Dans les pays européens, ces systèmes se mettent en place progressivement au cours du siècle. Ils diffèrent radicalement des impôts classiques au service des puissants. Ici, les prélèvements doivent revenir aux citoyens. Ils seront couverts et accompagnés lors des différentes étapes de leurs vies. L'impôt n'est donc plus "contre" le contributeur mais "pour" lui. Le système de répartition instauré en France ne fait pas preuve de pédagogie : le salarié a en effet le sentiment que c'est le patron qui paie ces impôts. En réalité, toutes ces contributions sont prélevées à la racine de son salaire.
L'impôt sur le revenu est une invention contemporaine de la solidarité nationale. En France, il est instauré en 1914 pour promouvoir l'effort de guerre. Il sera bien entendu maintenu. Il faut en comprendre les raisons : au fur et à mesure des avancées démocratiques, les citoyens exigent et obtiennent de plus en plus de services à leur profits: hôpitaux, écoles, routes. Ces services ne vont cesser d'augmenter. Si, en 1930, on se contentait de mener son enfant au certificat d'études; on n'envisage guère un minimum de BAC+2 aujourd'hui. On se doute que cette accroissement des exigences sociales a un coût ... que l'Etat répercute sur le contribuable.

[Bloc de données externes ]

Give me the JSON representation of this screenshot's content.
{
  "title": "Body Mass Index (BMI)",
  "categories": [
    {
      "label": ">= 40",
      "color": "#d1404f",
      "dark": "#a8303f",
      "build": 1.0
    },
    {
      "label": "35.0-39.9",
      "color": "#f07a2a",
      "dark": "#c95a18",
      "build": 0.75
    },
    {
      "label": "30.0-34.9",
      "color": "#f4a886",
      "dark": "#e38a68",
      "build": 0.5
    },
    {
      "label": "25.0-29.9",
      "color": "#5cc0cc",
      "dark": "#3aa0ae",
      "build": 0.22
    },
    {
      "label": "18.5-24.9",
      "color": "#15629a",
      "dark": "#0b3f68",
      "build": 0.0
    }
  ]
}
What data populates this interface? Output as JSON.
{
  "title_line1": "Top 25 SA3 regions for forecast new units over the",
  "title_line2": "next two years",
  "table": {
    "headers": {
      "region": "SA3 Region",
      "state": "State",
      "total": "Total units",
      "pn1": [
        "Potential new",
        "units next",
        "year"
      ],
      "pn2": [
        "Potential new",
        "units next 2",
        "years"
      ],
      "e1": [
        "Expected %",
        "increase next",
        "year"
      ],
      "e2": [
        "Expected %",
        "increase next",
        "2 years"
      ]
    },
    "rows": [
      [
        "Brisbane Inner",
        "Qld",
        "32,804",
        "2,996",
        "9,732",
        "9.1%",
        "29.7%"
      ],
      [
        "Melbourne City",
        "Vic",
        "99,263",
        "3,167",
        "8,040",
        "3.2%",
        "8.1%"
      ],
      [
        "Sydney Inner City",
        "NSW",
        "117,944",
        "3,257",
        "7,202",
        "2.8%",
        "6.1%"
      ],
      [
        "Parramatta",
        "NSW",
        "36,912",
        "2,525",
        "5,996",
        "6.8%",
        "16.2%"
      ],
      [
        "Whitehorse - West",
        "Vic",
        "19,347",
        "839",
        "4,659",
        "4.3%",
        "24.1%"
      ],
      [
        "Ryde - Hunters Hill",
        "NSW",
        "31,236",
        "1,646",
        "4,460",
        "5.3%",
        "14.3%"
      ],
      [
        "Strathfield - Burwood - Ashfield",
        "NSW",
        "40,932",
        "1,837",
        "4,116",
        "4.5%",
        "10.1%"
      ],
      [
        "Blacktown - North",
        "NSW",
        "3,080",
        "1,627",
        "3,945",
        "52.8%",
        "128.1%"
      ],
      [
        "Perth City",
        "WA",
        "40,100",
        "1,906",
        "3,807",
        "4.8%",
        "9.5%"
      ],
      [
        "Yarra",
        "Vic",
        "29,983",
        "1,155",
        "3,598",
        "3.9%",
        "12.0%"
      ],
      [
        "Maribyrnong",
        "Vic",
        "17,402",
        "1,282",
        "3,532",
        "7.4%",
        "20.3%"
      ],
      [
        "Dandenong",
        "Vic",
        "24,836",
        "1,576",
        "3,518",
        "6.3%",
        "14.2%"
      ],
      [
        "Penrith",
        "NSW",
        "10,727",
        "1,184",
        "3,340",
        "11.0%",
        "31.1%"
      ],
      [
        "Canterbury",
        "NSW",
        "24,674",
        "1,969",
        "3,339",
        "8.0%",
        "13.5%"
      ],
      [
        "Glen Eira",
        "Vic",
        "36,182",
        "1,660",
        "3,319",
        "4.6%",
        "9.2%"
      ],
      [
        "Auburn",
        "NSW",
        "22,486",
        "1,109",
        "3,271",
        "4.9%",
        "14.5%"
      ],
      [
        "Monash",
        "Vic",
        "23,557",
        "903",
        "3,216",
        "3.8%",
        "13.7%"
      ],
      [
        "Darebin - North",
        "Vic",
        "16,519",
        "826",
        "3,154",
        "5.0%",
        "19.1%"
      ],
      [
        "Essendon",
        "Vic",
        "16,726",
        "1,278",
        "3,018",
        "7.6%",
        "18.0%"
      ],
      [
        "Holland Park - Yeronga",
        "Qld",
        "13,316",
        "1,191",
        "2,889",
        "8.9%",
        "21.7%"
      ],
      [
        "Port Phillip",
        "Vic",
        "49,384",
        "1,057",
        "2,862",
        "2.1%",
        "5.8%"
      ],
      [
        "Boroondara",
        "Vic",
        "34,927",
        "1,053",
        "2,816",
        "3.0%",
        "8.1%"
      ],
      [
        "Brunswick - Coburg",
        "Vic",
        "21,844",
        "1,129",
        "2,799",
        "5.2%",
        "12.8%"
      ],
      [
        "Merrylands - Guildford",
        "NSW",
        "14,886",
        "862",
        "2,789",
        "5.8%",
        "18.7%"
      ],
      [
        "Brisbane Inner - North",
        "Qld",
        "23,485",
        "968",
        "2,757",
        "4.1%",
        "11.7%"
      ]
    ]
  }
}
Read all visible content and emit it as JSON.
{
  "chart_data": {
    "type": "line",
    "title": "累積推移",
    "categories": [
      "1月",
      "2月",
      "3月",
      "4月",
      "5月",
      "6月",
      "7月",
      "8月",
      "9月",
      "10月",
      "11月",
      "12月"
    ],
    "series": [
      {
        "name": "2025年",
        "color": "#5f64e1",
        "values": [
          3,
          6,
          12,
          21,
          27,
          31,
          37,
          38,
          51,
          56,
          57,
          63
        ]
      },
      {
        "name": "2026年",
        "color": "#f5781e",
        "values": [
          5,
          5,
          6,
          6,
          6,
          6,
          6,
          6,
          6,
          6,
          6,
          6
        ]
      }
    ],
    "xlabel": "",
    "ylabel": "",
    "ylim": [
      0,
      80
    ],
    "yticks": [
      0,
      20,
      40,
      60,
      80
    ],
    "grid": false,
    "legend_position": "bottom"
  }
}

Ces exigences croissantes ne cessent pas. Cela mérite explication : les citoyens et les élites ne sont pas toujours conscients de ce phénomène. Prenons un exemple : la loi française, parfaitement respectable d'ailleurs, imposant des équipements d'accès pour les handicapés dans tous les lieux publics. Le législateur s'est donné bonne conscience en l'adoptant mais il a, d'un trait de plume, créé une dépense budgétaire totale de plusieurs dizaines de milliards d'euros. A méditer en ces temps de déficits galopants.
C'est pour répondre à ces besoins budgétaires renouvelés que l'on a inventé, lors des trente Glorieuses, la TVA et la TIPP. La première, conçue en 1954 par le français Maurice Lauré, a été adopté ensuite dans toute l'Europe car elle permettait de financer les besoins de services croissants de nos populations développées. La seconde a permis de financer le développement de nos indispensables réseaux routiers.
Depuis 20 ans, les politiques libérales menées ont fragilisé nos services publics: en cherchant à diminuer prélèvements "obligatoires" et impôt sur le revenu, elles ont diminuées les ressources budgétaires assurant le financement de l'Etat et des collectivités, elles ont accrues les déficits.
En réalité, les impôts sont donc bien au service des citoyens et de la société. Grâce à eux, nous pouvons financer les multiples services qu'une pays développé se doit d'offrir à ses habitants.
Aujourd'hui, nos sociétés doivent trouver un nouveau modèle économique "durable" fondé sur une économie "verte". Il faudra donc bien financer cette transition. Il ne faut pas se faire d'illusions: cette transition, essentielle au redémarrage de nos sociétés, devra, en grande partie, être financée par l'impôt.
Il nous faut donc inventer une nouvelle fiscalité innovante, juste et efficace, au service des citoyens. Si la création de la TVA fut à l'origine du poujadisme dans les années 50, les défenseurs de ce mouvement et leurs descendants ne pourraient plus aujourd'hui se passer des services et prestations qu'ont permis cet impôt. Il en sera de même avec les contributions incitatives qu'il nous faut inventer aujourd'hui.